Adding new API documentation#

To add new documentation for APIs, you need to add information about the method/class to document to the auto_doc.py script:

PAGES = {
    "connection.md": [
        "hsfs.connection.Connection.connection",
        "hsfs.connection.Connection.setup_databricks",
    ]
    "new_template.md": [
            "module",
            "xyz.asd"
    ]
}

Now you can add a template markdown file to the docs/templates directory with the name you specified in the auto-doc script.

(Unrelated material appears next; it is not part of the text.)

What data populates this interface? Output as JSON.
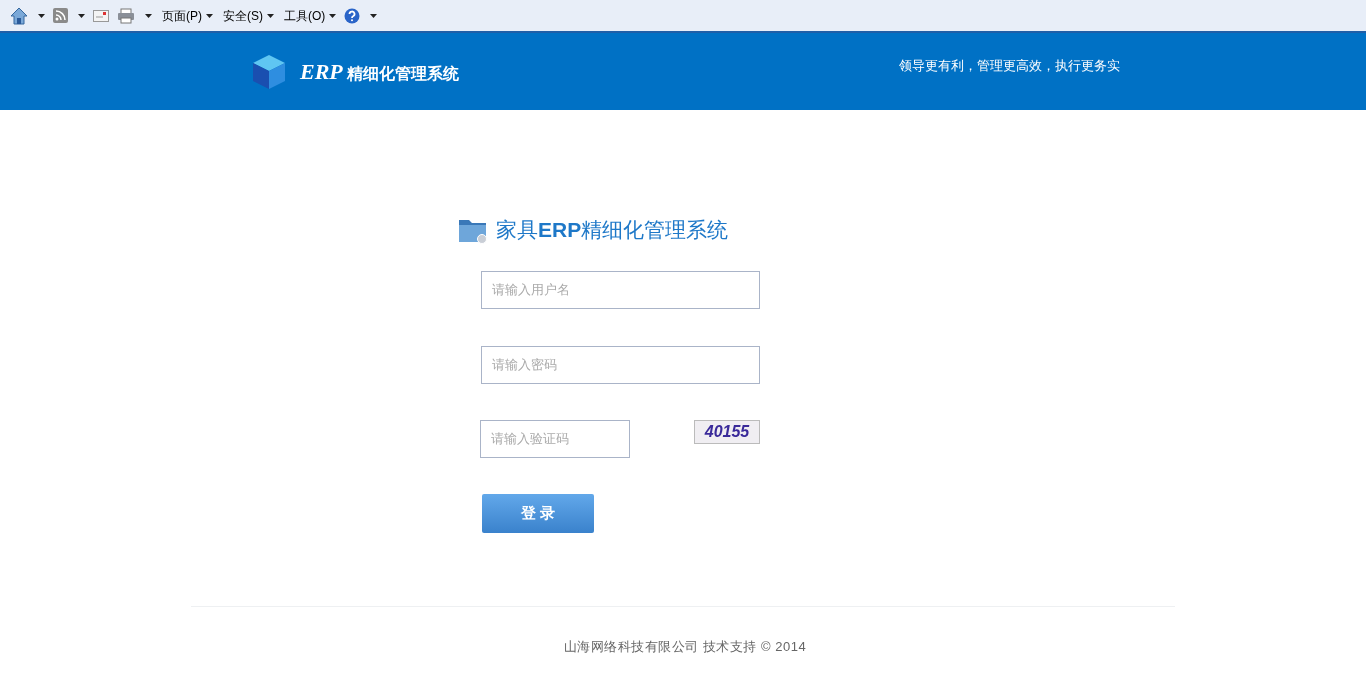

The new_template.md file should contain a tag to identify the place at which the API documentation should be inserted:

## The XYZ package

{{module}}

Some extra content here.

!!! example
    ```python
    import xyz
    ```

{{xyz.asd}}

Finally, run the auto_doc.py script, as decribed above, to update the documentation.

For information about Markdown syntax and possible Admonitions/Highlighting etc. see the Material for Mkdocs themes reference documentation.